The $6.15 price represents an 18.3 percent premium over the closing price on Jan. 7, of PLA and a 56.1 percent premium over the closing price on July 9, 2010, the last trading day before the proposal was first announced.
The purchaser, Icon Acquisition Holdings L.P., has obtained equity commitments for the transaction from an affiliate of Rizvi Traverse Management (Rizvi Traverse) and a debt commitment for the transaction from affiliates of Jefferies & Company, Inc.
“With the completion of this transaction, Playboy will come full circle, returning to its roots as a private company,” Hefner said.
“The brand resonates today as clearly as at any time in its 57-year history. I believe this agreement will give us the resources and flexibility to return Playboy to its unique position and to further expand our business around the world."

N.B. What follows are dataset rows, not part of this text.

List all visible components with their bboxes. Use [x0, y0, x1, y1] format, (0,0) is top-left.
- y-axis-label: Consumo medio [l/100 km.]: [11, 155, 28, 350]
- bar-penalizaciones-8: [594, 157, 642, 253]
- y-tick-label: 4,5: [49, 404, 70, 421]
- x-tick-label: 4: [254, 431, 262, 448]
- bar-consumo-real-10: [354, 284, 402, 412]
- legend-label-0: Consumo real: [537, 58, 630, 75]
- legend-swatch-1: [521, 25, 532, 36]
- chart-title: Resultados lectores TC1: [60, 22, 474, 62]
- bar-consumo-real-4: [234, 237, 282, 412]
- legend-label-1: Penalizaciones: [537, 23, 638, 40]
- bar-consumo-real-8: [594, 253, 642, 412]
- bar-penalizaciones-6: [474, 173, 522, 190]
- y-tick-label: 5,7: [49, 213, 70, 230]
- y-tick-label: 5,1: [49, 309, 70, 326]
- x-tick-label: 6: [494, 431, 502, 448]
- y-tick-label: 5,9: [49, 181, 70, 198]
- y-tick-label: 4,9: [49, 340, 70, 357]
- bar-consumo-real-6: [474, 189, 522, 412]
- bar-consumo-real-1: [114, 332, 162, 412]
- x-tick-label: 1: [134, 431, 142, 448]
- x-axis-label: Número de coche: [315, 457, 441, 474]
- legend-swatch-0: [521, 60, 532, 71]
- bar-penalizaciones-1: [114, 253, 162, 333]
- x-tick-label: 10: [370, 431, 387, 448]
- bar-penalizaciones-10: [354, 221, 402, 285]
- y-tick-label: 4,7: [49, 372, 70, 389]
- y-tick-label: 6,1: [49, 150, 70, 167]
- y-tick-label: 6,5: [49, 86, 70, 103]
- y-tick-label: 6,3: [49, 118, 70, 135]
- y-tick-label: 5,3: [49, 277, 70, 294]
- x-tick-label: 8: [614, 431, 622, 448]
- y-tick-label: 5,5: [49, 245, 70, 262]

As previously reported, Playboy’s board of directors formed a special committee of independent directors, which subsequently evaluated Hefner's proposal, determined to proceed with and negotiated the transaction, and recommended that the board approve the agreement.
Last night, the board unanimously approved the agreement and resolved to recommend the transaction to Playboy stockholders.
"The special committee and the board have determined that the transaction is advisable, fair and in the best interests of the company's public stockholders,” said Sol Rosenthal, chairman of the special committee of Playboy's board of directors.
Playboy CEO Scott Flanders will remain with the company in his current position and maintain a significant equity investment in Playboy.
"Our strategy is to transform Playboy into a brand management company," Flanders said.
"This transaction will advance our efforts by strengthening our balance sheet and streamlining our operations, while creating opportunities to participate in new ventures. I am excited about the future, and I look forward to working with our new partners as we guide Playboy into the next era."
Under the terms of the transaction, the purchaser will offer to acquire all of Playboy’s outstanding shares of Class A voting (PLAA) and Class B non-voting (PLA) common stock that Hefner and his affiliates do not own for $6.15 per share in cash.
Through Hefner's trusts, he controls approximately 69.5 percent of the Class A shares and 27.7 percent of the Class B shares. In connection with the transaction, Hefner has agreed to transfer all shares to the purchaser and not to tender such shares in the offer.
The purchaser expects to commence the tender offer no later than Jan. 21. The tender offer will expire 20 business days after it commences subject to extensions permitted by the merger agreement.